Daniela Roth kommt aus dem "bayerischen Sibirien", aus Hof zum Rock-Konzert. Nicht einfach so, denn "Ich ging bis zum Abitur mit den Jungs von Empty-V in eine Klasse. Und die fragten mich mal, ob ich nicht Lust hätte, bei ihnen mitzusingen. Da habe ich nicht lange überlegt und zugesagt". Dass Daniela singen kann, hatte sie den Bandmitgliedern schon bei etlichen Auftritten des Schulchores bewiesen, natürlich auch solo. "Ich glaube, ich kann ganz gut singen. Musik liegt mir, deshalb werde ich demnächst auch ein Studium in dieser Richtung beginnen", verrät die junge Frau, die in Neustadt mit der Band zum ersten Mal auf der Bühne steht.

Von "bayerisch Sibirien" kann am Samstag wahrlich nicht gesprochen werden. Zumindest bis 16 Uhr, um 14 Uhr begann die Veranstaltung, halten sich viele Besucher noch im kühlen Nass des Märchenbades auf. Bei dem Sonnenschein müssen die Jungs von "Missing Every" ihrem Publikum gar nicht groß einheizen. Die meisten sind heiß auf Rock, manchen wird es gar zu heiß und viele ziehen es vor, das Geschehen aus dem Schatten der Bäume und nicht direkt vor der Bühne zu verfolgen. "Noihaus", die Thüringer, punken auf ihre bewährte und inzwischen auch bekannte und beliebte Art. Und "Empty-V" überraschen mit Sängerin Daniela. Festivalstimmung verbreitet sich auf den Liegewiesen, über die Bühne ziehen Nebelschwaden, es duftet nach Bratwurst. Die Besucher sonnen sich, oder chillen auch mal, Abstand vom Alltag, ein paar tanzen.

"One Day Off", Oma Tonns Enkel, singen leisere Lieder, melodiös und dennoch mitreißend. Die meisten Titel stammen aus Pattricks Feder. Gesang im Duett wie einst "Simon and Garfunkel", begleitet mit Gitarre und Cajòn. Das hört sich beinahe schon an wie ein Konzert im Central-Park. "Rap meets Rock", der Titel der Gruppe "Soul Jam" ist deutlich flotter. Die Bamberger "leben" vom ständigen Dialog mit dem Publikum, von der Interaktion mit den Besuchern und diese stellen sich inzwischen schon mal auf die Hauptgruppe, auf "Herzblut" ein.
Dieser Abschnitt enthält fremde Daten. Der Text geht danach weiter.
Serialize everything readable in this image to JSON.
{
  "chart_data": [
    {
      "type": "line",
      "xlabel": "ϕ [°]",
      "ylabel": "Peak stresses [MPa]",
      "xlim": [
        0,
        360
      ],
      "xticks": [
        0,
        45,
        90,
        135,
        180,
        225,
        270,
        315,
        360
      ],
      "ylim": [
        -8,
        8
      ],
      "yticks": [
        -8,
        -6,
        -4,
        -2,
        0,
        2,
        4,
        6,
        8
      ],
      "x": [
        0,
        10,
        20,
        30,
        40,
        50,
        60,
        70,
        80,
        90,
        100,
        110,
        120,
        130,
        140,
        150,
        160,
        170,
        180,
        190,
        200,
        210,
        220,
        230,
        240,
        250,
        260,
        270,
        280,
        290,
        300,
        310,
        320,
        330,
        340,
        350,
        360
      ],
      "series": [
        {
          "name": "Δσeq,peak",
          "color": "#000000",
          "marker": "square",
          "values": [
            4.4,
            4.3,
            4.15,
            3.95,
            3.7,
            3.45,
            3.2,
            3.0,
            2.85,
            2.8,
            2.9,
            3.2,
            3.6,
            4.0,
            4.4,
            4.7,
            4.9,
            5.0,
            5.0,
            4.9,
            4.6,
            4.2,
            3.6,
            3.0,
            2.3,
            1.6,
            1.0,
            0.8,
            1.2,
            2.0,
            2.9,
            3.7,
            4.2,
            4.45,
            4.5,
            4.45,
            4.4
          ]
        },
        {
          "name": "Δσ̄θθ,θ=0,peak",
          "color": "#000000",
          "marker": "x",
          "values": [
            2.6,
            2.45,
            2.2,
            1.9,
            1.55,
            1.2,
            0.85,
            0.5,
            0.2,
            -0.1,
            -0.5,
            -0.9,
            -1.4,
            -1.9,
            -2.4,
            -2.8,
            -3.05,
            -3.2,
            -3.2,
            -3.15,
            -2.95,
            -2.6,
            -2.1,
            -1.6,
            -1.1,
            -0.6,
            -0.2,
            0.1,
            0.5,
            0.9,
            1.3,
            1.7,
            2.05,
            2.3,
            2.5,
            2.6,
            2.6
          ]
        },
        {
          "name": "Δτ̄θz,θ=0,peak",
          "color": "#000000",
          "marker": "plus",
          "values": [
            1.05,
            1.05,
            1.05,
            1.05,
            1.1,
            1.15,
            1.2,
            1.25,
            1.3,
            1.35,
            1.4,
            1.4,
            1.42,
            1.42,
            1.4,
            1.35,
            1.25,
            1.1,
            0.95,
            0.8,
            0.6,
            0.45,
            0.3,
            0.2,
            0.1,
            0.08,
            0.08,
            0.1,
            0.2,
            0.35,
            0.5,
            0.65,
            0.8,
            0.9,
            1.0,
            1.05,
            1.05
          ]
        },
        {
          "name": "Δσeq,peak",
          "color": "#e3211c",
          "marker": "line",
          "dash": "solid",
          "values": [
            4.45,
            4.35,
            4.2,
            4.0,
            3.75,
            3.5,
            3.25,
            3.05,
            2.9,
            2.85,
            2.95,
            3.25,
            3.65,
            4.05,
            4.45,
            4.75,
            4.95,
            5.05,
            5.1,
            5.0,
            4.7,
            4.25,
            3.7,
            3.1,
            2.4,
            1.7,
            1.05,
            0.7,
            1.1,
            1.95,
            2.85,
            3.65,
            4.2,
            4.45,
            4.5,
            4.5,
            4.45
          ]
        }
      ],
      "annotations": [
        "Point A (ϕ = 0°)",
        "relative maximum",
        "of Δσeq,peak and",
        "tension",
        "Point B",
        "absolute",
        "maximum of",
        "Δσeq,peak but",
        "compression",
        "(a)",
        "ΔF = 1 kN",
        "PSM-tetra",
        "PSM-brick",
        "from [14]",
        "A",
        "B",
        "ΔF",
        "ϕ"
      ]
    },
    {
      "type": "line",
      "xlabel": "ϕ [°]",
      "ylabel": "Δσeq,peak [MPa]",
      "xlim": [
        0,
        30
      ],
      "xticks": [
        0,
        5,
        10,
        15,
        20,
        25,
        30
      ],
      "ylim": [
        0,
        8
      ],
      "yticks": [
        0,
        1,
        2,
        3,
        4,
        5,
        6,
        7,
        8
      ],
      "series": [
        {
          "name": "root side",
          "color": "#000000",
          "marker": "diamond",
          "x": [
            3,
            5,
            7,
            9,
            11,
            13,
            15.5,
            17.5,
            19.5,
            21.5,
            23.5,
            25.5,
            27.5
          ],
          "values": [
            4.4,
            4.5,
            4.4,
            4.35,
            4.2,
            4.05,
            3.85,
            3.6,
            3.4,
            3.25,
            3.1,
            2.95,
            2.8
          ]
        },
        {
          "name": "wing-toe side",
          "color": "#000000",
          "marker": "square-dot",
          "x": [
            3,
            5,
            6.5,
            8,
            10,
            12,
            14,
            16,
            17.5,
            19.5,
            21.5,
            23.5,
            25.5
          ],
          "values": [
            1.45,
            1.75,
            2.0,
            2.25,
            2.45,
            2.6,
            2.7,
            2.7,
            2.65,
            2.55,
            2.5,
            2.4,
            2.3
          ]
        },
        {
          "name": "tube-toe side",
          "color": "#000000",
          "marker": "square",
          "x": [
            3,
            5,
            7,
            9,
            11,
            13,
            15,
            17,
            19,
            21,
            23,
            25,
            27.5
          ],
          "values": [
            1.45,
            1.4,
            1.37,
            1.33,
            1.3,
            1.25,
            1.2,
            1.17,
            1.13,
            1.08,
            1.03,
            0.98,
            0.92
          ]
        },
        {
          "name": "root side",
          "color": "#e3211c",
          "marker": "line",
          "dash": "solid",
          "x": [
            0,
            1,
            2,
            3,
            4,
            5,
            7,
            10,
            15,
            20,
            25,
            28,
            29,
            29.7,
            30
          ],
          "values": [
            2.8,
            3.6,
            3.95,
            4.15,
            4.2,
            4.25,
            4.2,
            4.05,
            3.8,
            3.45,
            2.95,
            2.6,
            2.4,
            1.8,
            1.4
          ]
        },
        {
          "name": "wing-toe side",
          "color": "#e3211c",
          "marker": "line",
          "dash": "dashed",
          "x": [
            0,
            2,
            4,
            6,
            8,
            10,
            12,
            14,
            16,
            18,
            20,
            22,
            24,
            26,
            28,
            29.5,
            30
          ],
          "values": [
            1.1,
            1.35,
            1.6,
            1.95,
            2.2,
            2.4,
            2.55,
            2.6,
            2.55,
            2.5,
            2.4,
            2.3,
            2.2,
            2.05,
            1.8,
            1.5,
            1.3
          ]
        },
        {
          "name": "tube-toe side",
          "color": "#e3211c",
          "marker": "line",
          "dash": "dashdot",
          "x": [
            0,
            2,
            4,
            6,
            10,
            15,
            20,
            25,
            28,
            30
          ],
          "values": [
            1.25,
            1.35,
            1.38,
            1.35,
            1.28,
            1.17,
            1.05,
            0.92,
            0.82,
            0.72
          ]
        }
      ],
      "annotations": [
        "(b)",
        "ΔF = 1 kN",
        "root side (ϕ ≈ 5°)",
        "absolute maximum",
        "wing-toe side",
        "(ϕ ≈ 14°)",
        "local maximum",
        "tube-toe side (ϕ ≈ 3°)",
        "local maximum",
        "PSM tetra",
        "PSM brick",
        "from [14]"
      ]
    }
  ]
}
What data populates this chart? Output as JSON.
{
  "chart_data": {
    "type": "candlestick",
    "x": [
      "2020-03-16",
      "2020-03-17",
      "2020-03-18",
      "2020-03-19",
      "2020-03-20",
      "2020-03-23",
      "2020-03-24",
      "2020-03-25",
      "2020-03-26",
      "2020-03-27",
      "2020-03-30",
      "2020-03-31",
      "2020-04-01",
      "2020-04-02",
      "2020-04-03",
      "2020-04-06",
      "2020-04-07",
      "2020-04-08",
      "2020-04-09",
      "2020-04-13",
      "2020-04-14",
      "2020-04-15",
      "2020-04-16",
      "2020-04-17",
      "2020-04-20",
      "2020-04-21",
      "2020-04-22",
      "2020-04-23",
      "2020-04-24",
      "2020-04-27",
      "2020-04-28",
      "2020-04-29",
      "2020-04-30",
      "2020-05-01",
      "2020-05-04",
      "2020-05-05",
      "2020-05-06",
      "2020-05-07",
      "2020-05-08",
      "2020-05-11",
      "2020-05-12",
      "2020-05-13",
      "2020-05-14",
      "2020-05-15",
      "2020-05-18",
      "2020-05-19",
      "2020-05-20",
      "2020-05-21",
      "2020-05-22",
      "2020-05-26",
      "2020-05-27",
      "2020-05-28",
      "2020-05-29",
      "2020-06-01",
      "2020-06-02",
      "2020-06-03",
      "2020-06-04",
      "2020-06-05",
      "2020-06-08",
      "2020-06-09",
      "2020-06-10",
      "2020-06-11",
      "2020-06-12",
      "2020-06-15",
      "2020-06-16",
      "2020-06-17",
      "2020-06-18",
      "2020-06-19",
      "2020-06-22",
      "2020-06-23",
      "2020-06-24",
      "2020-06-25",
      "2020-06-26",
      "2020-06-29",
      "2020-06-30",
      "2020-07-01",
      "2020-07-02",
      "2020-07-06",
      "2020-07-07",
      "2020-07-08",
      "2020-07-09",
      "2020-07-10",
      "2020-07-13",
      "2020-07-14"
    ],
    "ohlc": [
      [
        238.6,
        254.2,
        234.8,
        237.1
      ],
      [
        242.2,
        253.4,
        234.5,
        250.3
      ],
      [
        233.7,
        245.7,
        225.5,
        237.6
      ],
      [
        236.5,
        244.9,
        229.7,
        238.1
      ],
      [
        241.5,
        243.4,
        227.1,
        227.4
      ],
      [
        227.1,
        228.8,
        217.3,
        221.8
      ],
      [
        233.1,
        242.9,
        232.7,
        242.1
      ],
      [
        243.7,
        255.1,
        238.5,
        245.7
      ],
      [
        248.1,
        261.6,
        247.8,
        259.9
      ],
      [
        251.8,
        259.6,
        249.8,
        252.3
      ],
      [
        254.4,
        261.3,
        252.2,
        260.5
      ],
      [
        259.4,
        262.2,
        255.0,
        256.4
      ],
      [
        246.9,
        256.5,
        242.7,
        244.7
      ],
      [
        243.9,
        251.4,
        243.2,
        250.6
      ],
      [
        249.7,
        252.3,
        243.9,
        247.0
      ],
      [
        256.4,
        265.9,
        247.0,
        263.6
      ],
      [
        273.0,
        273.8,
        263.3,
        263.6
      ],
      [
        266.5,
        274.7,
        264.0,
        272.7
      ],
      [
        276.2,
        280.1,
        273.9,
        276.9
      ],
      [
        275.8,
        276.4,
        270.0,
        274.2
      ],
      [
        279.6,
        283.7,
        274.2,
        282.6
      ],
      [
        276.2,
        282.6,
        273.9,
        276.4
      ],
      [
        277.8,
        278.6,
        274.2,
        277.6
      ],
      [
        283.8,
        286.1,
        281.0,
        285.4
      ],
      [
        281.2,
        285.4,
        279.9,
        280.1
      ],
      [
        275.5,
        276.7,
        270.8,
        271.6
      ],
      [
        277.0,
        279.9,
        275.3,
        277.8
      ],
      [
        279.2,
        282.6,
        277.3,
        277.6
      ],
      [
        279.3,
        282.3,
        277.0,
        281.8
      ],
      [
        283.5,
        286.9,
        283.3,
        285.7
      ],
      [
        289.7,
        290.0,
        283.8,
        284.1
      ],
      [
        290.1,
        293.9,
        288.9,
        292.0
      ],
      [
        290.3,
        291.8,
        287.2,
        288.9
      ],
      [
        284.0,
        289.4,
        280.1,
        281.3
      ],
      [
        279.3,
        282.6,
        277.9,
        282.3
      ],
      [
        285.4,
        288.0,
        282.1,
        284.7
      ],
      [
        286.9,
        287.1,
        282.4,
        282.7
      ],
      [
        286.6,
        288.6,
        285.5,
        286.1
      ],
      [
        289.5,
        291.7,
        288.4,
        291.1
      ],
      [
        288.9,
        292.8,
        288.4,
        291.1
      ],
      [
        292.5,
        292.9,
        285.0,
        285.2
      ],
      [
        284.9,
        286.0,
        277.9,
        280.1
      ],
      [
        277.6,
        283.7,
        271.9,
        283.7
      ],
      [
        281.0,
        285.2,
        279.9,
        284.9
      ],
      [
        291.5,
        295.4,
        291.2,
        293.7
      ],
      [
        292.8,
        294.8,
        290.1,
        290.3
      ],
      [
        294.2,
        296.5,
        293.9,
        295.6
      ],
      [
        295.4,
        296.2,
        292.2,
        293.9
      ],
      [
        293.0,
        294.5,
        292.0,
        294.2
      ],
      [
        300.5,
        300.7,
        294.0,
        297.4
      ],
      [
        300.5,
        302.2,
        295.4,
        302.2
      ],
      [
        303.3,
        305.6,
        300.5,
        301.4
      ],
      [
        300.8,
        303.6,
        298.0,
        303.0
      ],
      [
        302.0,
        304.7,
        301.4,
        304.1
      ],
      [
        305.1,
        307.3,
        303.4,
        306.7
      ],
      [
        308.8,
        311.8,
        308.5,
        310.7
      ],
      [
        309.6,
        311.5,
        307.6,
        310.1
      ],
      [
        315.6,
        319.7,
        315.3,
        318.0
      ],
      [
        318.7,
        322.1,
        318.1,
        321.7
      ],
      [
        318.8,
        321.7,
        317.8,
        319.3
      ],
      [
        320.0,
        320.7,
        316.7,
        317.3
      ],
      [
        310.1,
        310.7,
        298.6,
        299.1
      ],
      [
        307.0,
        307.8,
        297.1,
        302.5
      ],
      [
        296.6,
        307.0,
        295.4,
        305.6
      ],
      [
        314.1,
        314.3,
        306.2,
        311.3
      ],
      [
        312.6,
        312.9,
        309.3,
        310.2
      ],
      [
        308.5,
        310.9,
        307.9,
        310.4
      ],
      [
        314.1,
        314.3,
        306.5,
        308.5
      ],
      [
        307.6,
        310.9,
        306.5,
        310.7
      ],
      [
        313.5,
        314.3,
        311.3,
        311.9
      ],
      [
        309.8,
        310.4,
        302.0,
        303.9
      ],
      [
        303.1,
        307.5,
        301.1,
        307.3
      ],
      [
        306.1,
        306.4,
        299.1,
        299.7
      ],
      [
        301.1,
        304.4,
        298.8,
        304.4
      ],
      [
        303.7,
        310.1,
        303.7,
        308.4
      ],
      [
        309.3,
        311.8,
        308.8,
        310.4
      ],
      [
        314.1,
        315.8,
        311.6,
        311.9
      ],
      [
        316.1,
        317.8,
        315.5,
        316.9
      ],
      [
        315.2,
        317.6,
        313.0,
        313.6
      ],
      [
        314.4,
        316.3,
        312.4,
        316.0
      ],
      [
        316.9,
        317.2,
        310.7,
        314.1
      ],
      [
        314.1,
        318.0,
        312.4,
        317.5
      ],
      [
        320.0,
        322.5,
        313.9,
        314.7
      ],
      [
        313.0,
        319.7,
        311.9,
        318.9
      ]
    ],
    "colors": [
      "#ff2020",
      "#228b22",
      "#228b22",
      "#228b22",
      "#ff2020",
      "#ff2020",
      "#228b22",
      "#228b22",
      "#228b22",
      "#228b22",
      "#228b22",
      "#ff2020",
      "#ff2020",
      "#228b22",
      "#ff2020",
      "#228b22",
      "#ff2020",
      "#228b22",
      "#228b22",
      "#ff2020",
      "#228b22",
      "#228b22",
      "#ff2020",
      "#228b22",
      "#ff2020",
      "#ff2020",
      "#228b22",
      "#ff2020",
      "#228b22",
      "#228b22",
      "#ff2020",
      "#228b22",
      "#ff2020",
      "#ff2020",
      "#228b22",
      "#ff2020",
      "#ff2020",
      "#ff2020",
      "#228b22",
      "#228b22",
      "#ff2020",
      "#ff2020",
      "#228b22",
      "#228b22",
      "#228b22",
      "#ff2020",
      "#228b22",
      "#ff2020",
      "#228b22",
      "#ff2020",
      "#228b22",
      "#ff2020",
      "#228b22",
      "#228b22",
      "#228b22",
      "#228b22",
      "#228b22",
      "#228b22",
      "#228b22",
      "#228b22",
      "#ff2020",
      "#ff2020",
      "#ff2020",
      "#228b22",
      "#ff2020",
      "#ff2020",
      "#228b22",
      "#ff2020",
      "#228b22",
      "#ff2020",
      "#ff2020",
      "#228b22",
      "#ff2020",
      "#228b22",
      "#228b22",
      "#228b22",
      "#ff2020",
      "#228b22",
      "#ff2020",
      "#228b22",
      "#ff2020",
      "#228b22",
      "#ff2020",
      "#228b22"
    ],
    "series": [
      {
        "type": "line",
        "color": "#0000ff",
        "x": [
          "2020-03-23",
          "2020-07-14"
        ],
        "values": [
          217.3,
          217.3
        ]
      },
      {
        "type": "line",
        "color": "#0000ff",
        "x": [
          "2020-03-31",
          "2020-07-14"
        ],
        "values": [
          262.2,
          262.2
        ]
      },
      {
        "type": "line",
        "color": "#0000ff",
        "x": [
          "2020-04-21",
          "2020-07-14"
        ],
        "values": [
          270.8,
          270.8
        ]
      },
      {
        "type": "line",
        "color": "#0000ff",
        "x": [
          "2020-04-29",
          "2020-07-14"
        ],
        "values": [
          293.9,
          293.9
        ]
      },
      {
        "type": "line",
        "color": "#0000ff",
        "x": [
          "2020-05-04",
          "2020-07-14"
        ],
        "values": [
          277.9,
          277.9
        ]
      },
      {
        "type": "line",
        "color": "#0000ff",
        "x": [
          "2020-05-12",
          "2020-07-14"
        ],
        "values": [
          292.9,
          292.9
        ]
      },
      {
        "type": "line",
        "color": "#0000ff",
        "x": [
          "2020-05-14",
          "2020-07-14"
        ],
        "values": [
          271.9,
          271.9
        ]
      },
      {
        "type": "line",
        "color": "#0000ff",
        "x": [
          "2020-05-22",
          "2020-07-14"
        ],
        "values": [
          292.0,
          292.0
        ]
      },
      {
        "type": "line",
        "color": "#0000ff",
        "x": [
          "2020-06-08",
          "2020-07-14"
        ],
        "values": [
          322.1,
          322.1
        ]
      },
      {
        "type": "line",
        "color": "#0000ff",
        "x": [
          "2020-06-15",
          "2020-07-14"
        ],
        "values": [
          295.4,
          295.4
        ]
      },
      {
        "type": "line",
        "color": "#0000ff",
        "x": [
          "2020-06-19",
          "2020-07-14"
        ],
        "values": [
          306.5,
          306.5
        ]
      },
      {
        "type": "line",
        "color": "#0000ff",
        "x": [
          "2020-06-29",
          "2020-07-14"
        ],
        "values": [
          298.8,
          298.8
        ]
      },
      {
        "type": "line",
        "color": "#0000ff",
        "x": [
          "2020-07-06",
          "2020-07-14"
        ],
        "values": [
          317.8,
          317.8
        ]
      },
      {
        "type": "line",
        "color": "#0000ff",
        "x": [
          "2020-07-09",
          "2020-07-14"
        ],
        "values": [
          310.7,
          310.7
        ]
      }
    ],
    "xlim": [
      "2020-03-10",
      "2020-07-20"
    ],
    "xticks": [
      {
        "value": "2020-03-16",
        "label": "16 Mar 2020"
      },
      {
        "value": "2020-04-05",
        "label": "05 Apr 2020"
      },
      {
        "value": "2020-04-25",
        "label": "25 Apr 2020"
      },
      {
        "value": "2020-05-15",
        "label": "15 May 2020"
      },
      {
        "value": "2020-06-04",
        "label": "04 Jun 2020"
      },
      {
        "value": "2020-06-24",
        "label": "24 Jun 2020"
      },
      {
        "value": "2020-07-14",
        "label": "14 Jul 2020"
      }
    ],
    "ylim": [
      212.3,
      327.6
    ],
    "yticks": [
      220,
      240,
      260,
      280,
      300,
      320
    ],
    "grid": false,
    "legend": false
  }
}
"Herzblut", das sind sieben Vollblut-Musiker aus Bamberg. Mit ihrer energiegeladenen Show sorgen Simone, Chris, Nobby, Alex, Joe, Christoph und Sören mit dem Motto "Rock-Magie" für allerbeste Stimmung, setzen dem "i" des Konzertabends den Punkt auf. Es ist zu spüren, dass da eine zusammengewachsene Gruppe auf der Bühne steht, mit Mitgliedern, die ihr Metier jederzeit im Griff haben. Das Repertoire umfasst aktuelle Chartstürmer, Rock-Klassiker, Heavy-Metal und Partynummern. Da sind Songs von "Rammstein" dabei, von den "Toten Hosen", von den "Onkelz", aber auch die "alten Meister" wie Dylans "Mighty Quinn" oder Johnny Cashs "Ring of fire". Die Bühnenshow, abgerundet von der Feuershow einer Feuerkünstlerin, zeigt, was die Künstler mit ihrer Musik ausdrücken wollen. Nach fast 50 Titeln geht gegen Mitternacht ein wieder vollauf gelungenes Festival seinem Ende entgegen. Da kann dann die letzte Zugabe nur heißen: "An Tagen wie diesen".